I believe, I am aware, how to fix all this, and really make things modular in practice. I fear it comes with a rather high prize (for a hobby programmer). Instead of just adding a new variable unsigned long new_counter in some C and some header file, and just adding "... %lu ..." to some printing code, some new_counter=0 probably at the start of the search, and some new_counter++ at some appropriate place, you would additionally need to pass down this new_counter to many functions. (Classes and inheritance may help, to do it behind the scenes). For the hobbyist, that want's to try something new fast (inside an older, and probably not too well thought through design), just adding a global var will be much easier. The size of the typical chess engine might be just small enough, that such programming will work.

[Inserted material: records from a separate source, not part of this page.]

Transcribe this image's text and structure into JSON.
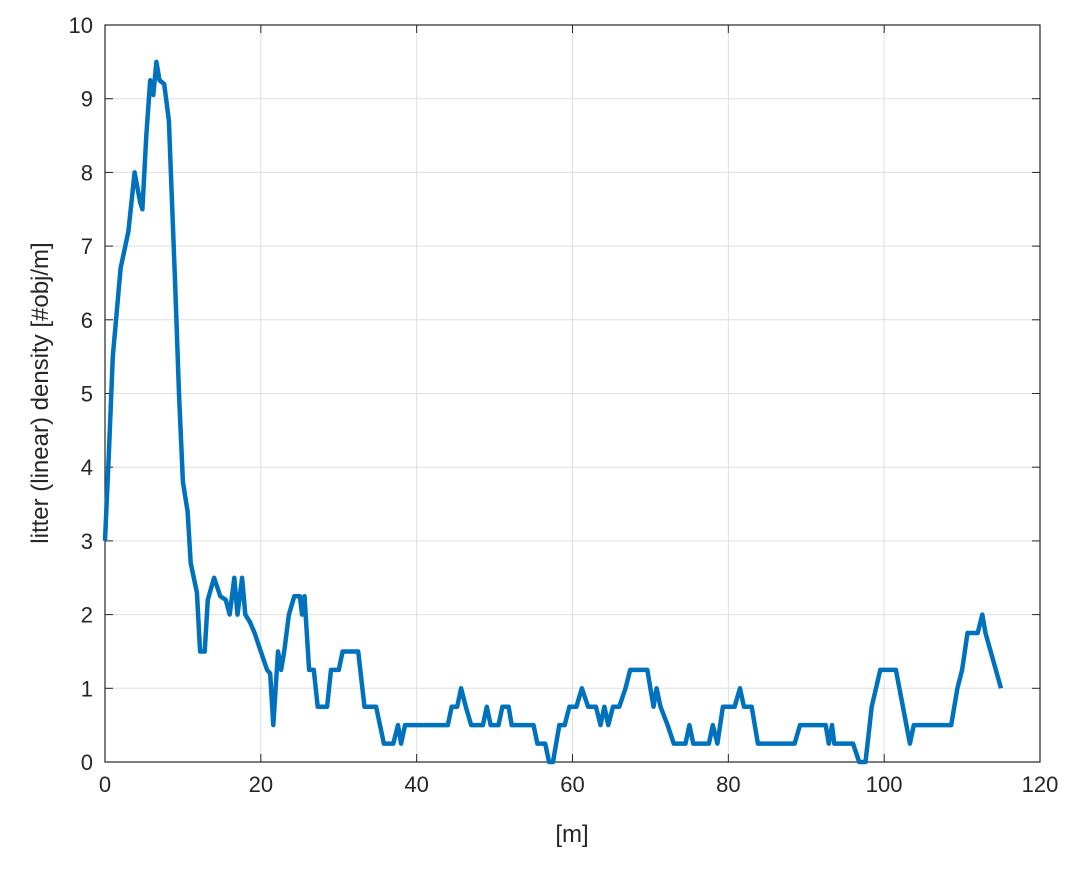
{
  "chart_data": {
    "type": "line",
    "title": "",
    "xlabel": "[m]",
    "ylabel": "litter (linear) density [#obj/m]",
    "xlim": [
      0,
      120
    ],
    "ylim": [
      0,
      10
    ],
    "xticks": [
      0,
      20,
      40,
      60,
      80,
      100,
      120
    ],
    "yticks": [
      0,
      1,
      2,
      3,
      4,
      5,
      6,
      7,
      8,
      9,
      10
    ],
    "grid": true,
    "line_color": "#0072BD",
    "x": [
      0,
      0.5,
      1,
      2,
      3,
      3.8,
      4.5,
      4.8,
      5.3,
      5.8,
      6.2,
      6.6,
      7,
      7.6,
      8.2,
      9,
      9.5,
      10,
      10.6,
      11,
      11.8,
      12.2,
      12.8,
      13.2,
      14,
      14.8,
      15.5,
      16,
      16.6,
      17,
      17.6,
      18,
      18.6,
      19.2,
      20,
      20.8,
      21.2,
      21.6,
      22.2,
      22.6,
      23,
      23.6,
      24.3,
      25,
      25.3,
      25.6,
      26.2,
      26.8,
      27.3,
      28.5,
      29,
      30,
      30.5,
      32.5,
      33.3,
      34.8,
      35.8,
      37,
      37.6,
      38,
      38.5,
      39,
      44,
      44.5,
      45.2,
      45.7,
      46.3,
      47,
      48.5,
      49,
      49.5,
      50.5,
      51,
      51.8,
      52.2,
      55,
      55.5,
      56.5,
      57,
      57.5,
      58.3,
      59,
      59.6,
      60.5,
      61.2,
      62,
      63,
      63.6,
      64.1,
      64.6,
      65.2,
      66,
      66.8,
      67.4,
      69.6,
      70.4,
      70.8,
      71.3,
      72.2,
      73,
      74.5,
      75,
      75.5,
      77.5,
      78,
      78.6,
      79.3,
      80.8,
      81.5,
      82,
      83,
      83.8,
      88.5,
      89.2,
      92.5,
      92.9,
      93.3,
      93.6,
      96,
      96.8,
      97.6,
      98.4,
      99.5,
      101.5,
      102.4,
      103.3,
      103.8,
      108.6,
      109.4,
      110,
      110.7,
      112,
      112.6,
      113,
      115
    ],
    "y": [
      3.0,
      4.2,
      5.5,
      6.7,
      7.2,
      8.0,
      7.6,
      7.5,
      8.5,
      9.25,
      9.05,
      9.5,
      9.25,
      9.2,
      8.7,
      6.5,
      5.0,
      3.8,
      3.4,
      2.7,
      2.3,
      1.5,
      1.5,
      2.2,
      2.5,
      2.25,
      2.2,
      2.0,
      2.5,
      2.0,
      2.5,
      2.0,
      1.9,
      1.75,
      1.5,
      1.25,
      1.2,
      0.5,
      1.5,
      1.25,
      1.5,
      2.0,
      2.25,
      2.25,
      2.0,
      2.25,
      1.25,
      1.25,
      0.75,
      0.75,
      1.25,
      1.25,
      1.5,
      1.5,
      0.75,
      0.75,
      0.25,
      0.25,
      0.5,
      0.25,
      0.5,
      0.5,
      0.5,
      0.75,
      0.75,
      1.0,
      0.75,
      0.5,
      0.5,
      0.75,
      0.5,
      0.5,
      0.75,
      0.75,
      0.5,
      0.5,
      0.25,
      0.25,
      0.0,
      0.0,
      0.5,
      0.5,
      0.75,
      0.75,
      1.0,
      0.75,
      0.75,
      0.5,
      0.75,
      0.5,
      0.75,
      0.75,
      1.0,
      1.25,
      1.25,
      0.75,
      1.0,
      0.75,
      0.5,
      0.25,
      0.25,
      0.5,
      0.25,
      0.25,
      0.5,
      0.25,
      0.75,
      0.75,
      1.0,
      0.75,
      0.75,
      0.25,
      0.25,
      0.5,
      0.5,
      0.25,
      0.5,
      0.25,
      0.25,
      0.0,
      0.0,
      0.75,
      1.25,
      1.25,
      0.75,
      0.25,
      0.5,
      0.5,
      1.0,
      1.25,
      1.75,
      1.75,
      2.0,
      1.75,
      1.0
    ]
  }
}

OTOH: after a while I saw, that what I thought of ages ago was a nice and clear design, basically becomes broken. Too many dependencies between different modules/variable are visable. When you work on the code on a daily basis, a chess engine will still be small enough - and all the programmer can be very efficient. When you visit your code after some weeks or months again, you easily forget about some dependencies, and my have a hard time.
Certainly, many have designed their engines better than me. One little challenge: How long would you need, to write a standalone program (with more or less minimal code), that can do a simple task, like reading a PGN and write a score sheet in coordinate notation? When I can use all of the engines framework, I am conficent I can do it in 15 minutes (I would add a command to yace - something like convert_pgn_to_coordinate input.pgn output.txt). For a stand-alone program, that would not include most code of the engine (but could use any code, it wants), it probably would take several days. To clarify the challenge: use as much code as you want, that you already have written. But don't use too much (one or the other routine included, that will never be called will not matter) of it, or even all the code in your engine.
What I have in mind: Can do it in a way like this?
I write a routine, that outputs a game in coordinate notation
I add some user interface to call this
I need PGN parsing module
I need move generator
I need basic input output routines
... some more
I don't need my search module
I don't need my eval module
....
Of those modules I need, I just throw out many things.